Extraits d’un poème de l’écrivain syrien Nizar Kabbani (1923-1998) consacré à la Résistance palestino-libanaise :
De terrorisme on nous accuse
Si nous osons prendre défense de notre femme et de la rose
Et de l’azur et du poème ;
Si nous osons prendre défense d’une patrie sans eau, sans air ;
D’une patrie qui a perdu sa tente et sa chamelle et même son café noir.
De terrorisme on nous accuse
Quand nous décrivons les dépouilles d’une patrie décomposée et dénudée
Et dont les restes en lambeaux sont dispersés aux quatre vents ;
D’une patrie cherchant son adresse et son nom ;
D’une patrie ne conservant de ses antiques épopées que les élégies de Khansa ;
D’une patrie où ni le rouge, ni le jaune, ni le vert ne teignent plus les horizons. […]

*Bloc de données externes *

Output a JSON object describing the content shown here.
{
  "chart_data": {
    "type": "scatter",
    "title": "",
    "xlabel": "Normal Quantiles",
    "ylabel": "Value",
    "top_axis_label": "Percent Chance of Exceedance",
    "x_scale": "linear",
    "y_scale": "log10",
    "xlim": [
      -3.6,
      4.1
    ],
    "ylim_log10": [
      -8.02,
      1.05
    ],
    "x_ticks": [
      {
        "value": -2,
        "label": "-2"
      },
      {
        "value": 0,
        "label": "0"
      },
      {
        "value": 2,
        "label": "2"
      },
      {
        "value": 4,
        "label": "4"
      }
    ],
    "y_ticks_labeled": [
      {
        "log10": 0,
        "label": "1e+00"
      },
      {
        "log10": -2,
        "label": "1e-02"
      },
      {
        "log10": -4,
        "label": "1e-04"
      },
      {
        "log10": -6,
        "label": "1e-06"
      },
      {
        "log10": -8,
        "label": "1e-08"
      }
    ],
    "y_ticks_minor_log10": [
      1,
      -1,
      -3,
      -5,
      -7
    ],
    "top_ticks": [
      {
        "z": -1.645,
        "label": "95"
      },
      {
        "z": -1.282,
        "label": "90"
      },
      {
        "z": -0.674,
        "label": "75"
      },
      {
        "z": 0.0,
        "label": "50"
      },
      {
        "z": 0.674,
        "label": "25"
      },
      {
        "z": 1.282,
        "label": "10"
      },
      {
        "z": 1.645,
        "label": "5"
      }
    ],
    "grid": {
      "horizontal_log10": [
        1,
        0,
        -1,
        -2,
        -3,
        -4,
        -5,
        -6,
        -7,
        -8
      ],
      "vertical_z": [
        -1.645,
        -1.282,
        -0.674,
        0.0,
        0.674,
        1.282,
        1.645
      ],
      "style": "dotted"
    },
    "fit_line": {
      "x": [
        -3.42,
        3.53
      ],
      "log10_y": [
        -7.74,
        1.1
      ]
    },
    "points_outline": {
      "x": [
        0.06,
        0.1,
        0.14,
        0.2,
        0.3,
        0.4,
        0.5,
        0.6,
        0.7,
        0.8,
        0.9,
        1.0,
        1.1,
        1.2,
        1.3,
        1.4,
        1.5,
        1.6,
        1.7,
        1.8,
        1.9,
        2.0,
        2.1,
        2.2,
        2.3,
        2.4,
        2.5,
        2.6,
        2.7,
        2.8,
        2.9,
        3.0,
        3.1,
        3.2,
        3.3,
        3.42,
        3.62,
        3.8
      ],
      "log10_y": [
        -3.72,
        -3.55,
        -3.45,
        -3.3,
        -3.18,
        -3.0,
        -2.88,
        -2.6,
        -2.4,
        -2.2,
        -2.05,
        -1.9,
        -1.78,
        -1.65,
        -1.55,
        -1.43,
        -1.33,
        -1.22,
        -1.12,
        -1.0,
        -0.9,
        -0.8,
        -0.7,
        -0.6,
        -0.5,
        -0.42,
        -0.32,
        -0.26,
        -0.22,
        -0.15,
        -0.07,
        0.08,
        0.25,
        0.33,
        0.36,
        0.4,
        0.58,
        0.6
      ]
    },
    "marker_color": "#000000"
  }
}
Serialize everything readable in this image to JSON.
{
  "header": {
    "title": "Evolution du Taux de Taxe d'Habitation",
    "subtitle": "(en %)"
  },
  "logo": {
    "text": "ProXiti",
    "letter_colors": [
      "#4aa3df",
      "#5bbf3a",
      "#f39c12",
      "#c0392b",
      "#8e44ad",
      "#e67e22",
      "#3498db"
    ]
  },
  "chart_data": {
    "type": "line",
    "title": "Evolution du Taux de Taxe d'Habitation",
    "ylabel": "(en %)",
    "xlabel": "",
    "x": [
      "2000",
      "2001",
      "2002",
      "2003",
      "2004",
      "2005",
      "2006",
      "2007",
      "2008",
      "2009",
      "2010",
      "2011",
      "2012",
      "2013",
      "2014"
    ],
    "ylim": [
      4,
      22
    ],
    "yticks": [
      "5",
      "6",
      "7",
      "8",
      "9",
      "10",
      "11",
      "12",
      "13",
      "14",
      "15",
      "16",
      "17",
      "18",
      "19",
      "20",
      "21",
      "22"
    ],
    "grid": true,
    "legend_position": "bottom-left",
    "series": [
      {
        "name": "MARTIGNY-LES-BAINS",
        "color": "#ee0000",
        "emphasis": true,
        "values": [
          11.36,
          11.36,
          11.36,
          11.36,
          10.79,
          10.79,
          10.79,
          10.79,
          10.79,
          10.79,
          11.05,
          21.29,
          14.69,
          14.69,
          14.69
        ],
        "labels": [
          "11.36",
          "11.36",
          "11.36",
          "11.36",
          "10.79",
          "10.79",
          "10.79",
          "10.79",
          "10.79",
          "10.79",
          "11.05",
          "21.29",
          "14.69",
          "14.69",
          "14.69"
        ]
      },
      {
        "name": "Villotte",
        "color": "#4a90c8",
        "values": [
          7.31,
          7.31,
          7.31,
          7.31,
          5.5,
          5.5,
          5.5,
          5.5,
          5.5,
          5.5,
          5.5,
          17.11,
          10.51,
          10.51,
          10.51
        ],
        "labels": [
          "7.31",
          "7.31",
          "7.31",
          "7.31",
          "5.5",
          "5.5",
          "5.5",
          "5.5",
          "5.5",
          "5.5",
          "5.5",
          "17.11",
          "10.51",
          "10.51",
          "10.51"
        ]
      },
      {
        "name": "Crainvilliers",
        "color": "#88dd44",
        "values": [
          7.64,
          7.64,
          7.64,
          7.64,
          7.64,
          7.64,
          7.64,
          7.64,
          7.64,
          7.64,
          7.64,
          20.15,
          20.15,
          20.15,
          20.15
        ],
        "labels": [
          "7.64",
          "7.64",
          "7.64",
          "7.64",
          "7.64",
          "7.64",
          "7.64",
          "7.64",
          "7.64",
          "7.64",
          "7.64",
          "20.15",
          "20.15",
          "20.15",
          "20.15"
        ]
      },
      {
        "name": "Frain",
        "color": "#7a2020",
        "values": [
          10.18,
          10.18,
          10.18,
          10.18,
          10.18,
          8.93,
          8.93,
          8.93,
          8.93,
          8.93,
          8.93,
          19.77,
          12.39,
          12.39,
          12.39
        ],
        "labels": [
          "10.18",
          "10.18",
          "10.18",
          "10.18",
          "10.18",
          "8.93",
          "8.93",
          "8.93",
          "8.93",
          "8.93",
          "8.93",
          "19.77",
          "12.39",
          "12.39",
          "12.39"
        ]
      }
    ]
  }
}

D’une patrie où les oiseaux sont censurés dans leurs chansons ;
D’une patrie où, terrifiés, les écrivains ont pris le pli d’écrire la page du néant. […]
Dans notre nation, il n’y a plus […] personne pour crier « Gare » !
À la face de ceux qui ont abandonné à autrui notre foyer et notre huile et notre pain,
Transformant notre maison si heureuse en capharnaüm.
Il ne reste plus rien de notre poésie qui n’ait sur le lit d’un tyran perdu sa virginité.
Du mépris nous avons pris le pli de l’habitude.
Que reste-t-il donc de l’homme lorsqu’il s’habitue au mépris ? […]
De terrorisme on nous accuse quand nous refusons notre mort
Sous les râteaux israéliens qui ratissent notre terre,
Qui ratissent notre Histoire, qui ratissent notre Évangile,
Qui ratissent notre Coran et le sol de nos prophètes.
Si c’est là notre crime… Que vive le terrorisme !
De terrorisme on nous accuse si nous refusons que les Juifs, que les Mongols et les Barbares nous effacent de leur main.
Oui, nous lançons des pierres sur la maison de verre du Conseil de Sécurité soumis à l’empereur suprême.
De terrorisme on nous accuse lorsque nous refusons de négocier avec les loups
Et de tendre nos deux bras à la prostitution :
L’Amérique… ennemie de la culture humaine, elle-même sans culture ;
Ennemie de l’urbaine civilisation dont elle-même est dépourvue ;
L’Amérique… bâtisse géante mais sans murs.
De terrorisme on nous accuse si nous refusons un siècle où ce pays, de lui-même satisfait, s’est érigé en traducteur assermenté de la langue des Hébreux.
***
Khansa : Al-Khansā’ surnom de Tumād̩ir bint ʿamr, poétesse arabe semi-légendaire qui serait morte au tout début de l’ère islamique entre 634 et 644. Khansā, qui signifie littéralement : « au nez écrasé », est une manière de désigner la gazelle en arabe.